Tate turned up his chin and gave him a soft smile. “I’m glad you understand. One of the things I never got from Cam was him understanding my feelings, or even caring about them all that much.”
Rogan drew his eyebrows together. “I don’t understand. I thought that was part of the whole Daddy gig, that he discovered what your needs were and made sure they were fulfilled.”
Tate tugged on his ear, his brow wrinkling again as if he was searching for the right words. “Yeah. He was great at that. But what I’m talking about is on a more personal level.” Tate’s frown deepened. “Like, if I was sad about something, he’d buy me a new video game and a treat, or give me a bath and massage my neck, but he never wanted to talk things out. In the beginning, I’d try to share my fears and concerns with him, but he always cut me off and told me not to worry, that it was his job to make sure I was taken care of.
Tate raked his fingers through his hair. “I’m not sure I’m making sense. But there’s caring for my physical needs, plus going through the motions of soothing and calming.” Tate shrugged. “Sex. But he never wanted to connect on a deeper level. He just wanted us to be our roles with each other. Like I wasn’t a real person, but more of an exceedingly well-animated blow up doll.”

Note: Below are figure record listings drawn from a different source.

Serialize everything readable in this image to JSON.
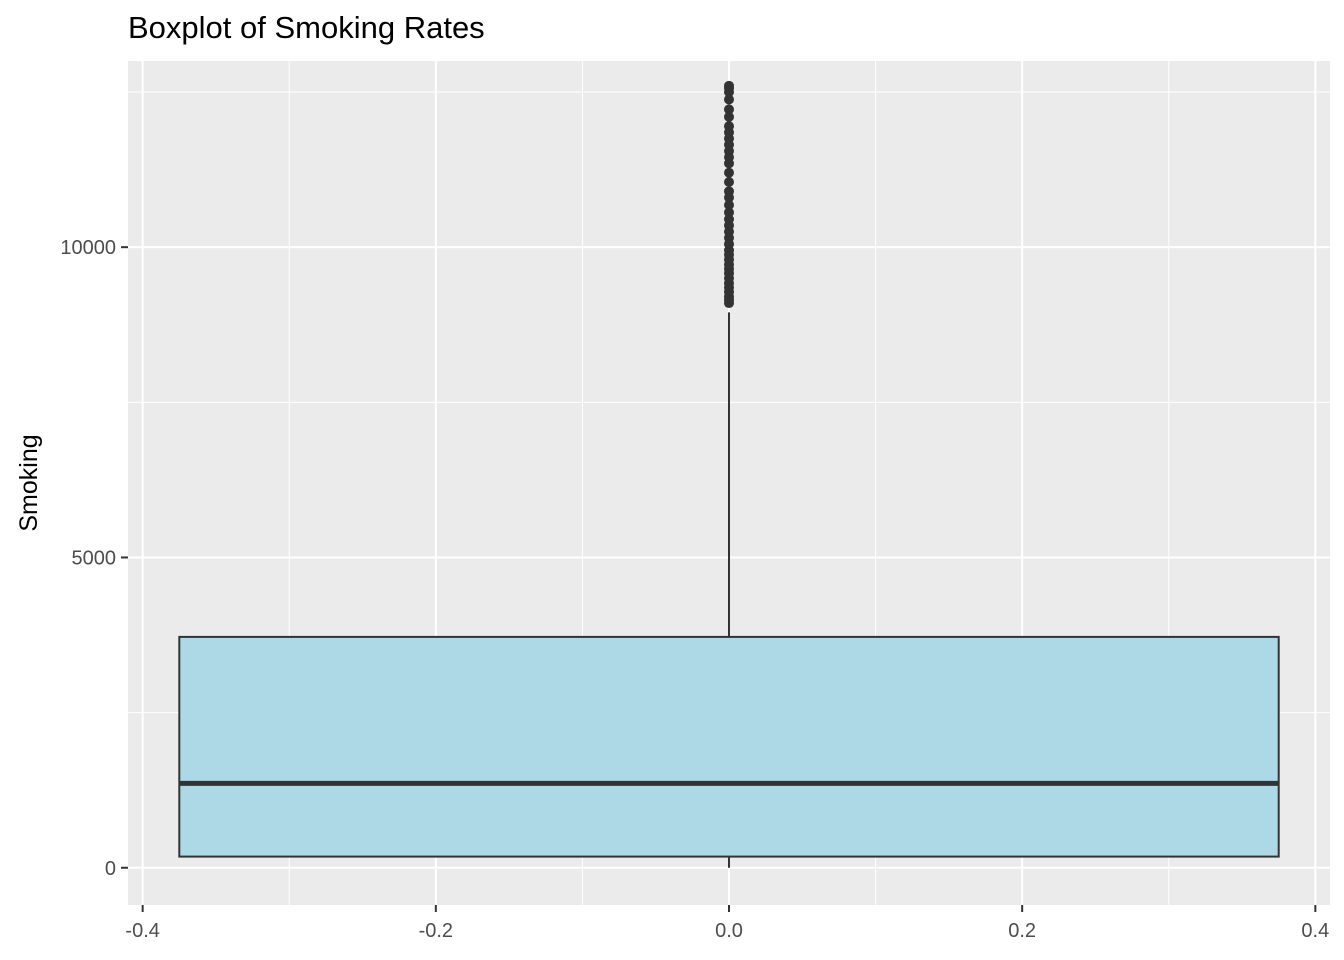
{
  "chart_data": {
    "type": "box",
    "title": "Boxplot of Smoking Rates",
    "xlabel": "",
    "ylabel": "Smoking",
    "x_ticks": [
      -0.4,
      -0.2,
      0.0,
      0.2,
      0.4
    ],
    "x_tick_labels": [
      "-0.4",
      "-0.2",
      "0.0",
      "0.2",
      "0.4"
    ],
    "y_ticks": [
      0,
      5000,
      10000
    ],
    "y_tick_labels": [
      "0",
      "5000",
      "10000"
    ],
    "xlim": [
      -0.41,
      0.41
    ],
    "ylim": [
      -600,
      13000
    ],
    "grid": true,
    "panel_background": "#ebebeb",
    "grid_color": "#ffffff",
    "box": {
      "x_center": 0.0,
      "x_min": -0.375,
      "x_max": 0.375,
      "whisker_low": 0,
      "q1": 180,
      "median": 1360,
      "q3": 3720,
      "whisker_high": 8950,
      "fill": "#add8e6",
      "outline": "#333333"
    },
    "outliers": [
      9100,
      9150,
      9200,
      9280,
      9350,
      9420,
      9500,
      9580,
      9650,
      9720,
      9800,
      9880,
      9950,
      10050,
      10150,
      10250,
      10350,
      10450,
      10560,
      10680,
      10800,
      10900,
      11050,
      11200,
      11350,
      11450,
      11550,
      11650,
      11750,
      11850,
      11950,
      12100,
      12220,
      12380,
      12500,
      12560,
      12600
    ]
  }
}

Tate’s eyes widened at the exact moment Rogan gasped. This time, Rogan didn’t hesitate, but gathered one of Tate’s hands in his own.
“I think you touched on the exact issue with Cam. People weren’t real to him, so why would their feelings matter?”
Tate swallowed a few times as if battling his emotions. “I didn’t matter.”
“Hey…” Rogan draped his arm around Tate then tugged him to his side—other concerns be damned. “That had nothing to do with you. It was part of whatever was broken in Cam, whatever it was that separated him from his humanity. You’re an amazing man and he didn’t deserve you.”
Tate gazed up at him, his lower lip trembling. “I kept telling myself that he must love me, that he had to love me, even though he never said it. But he didn’t, did he?”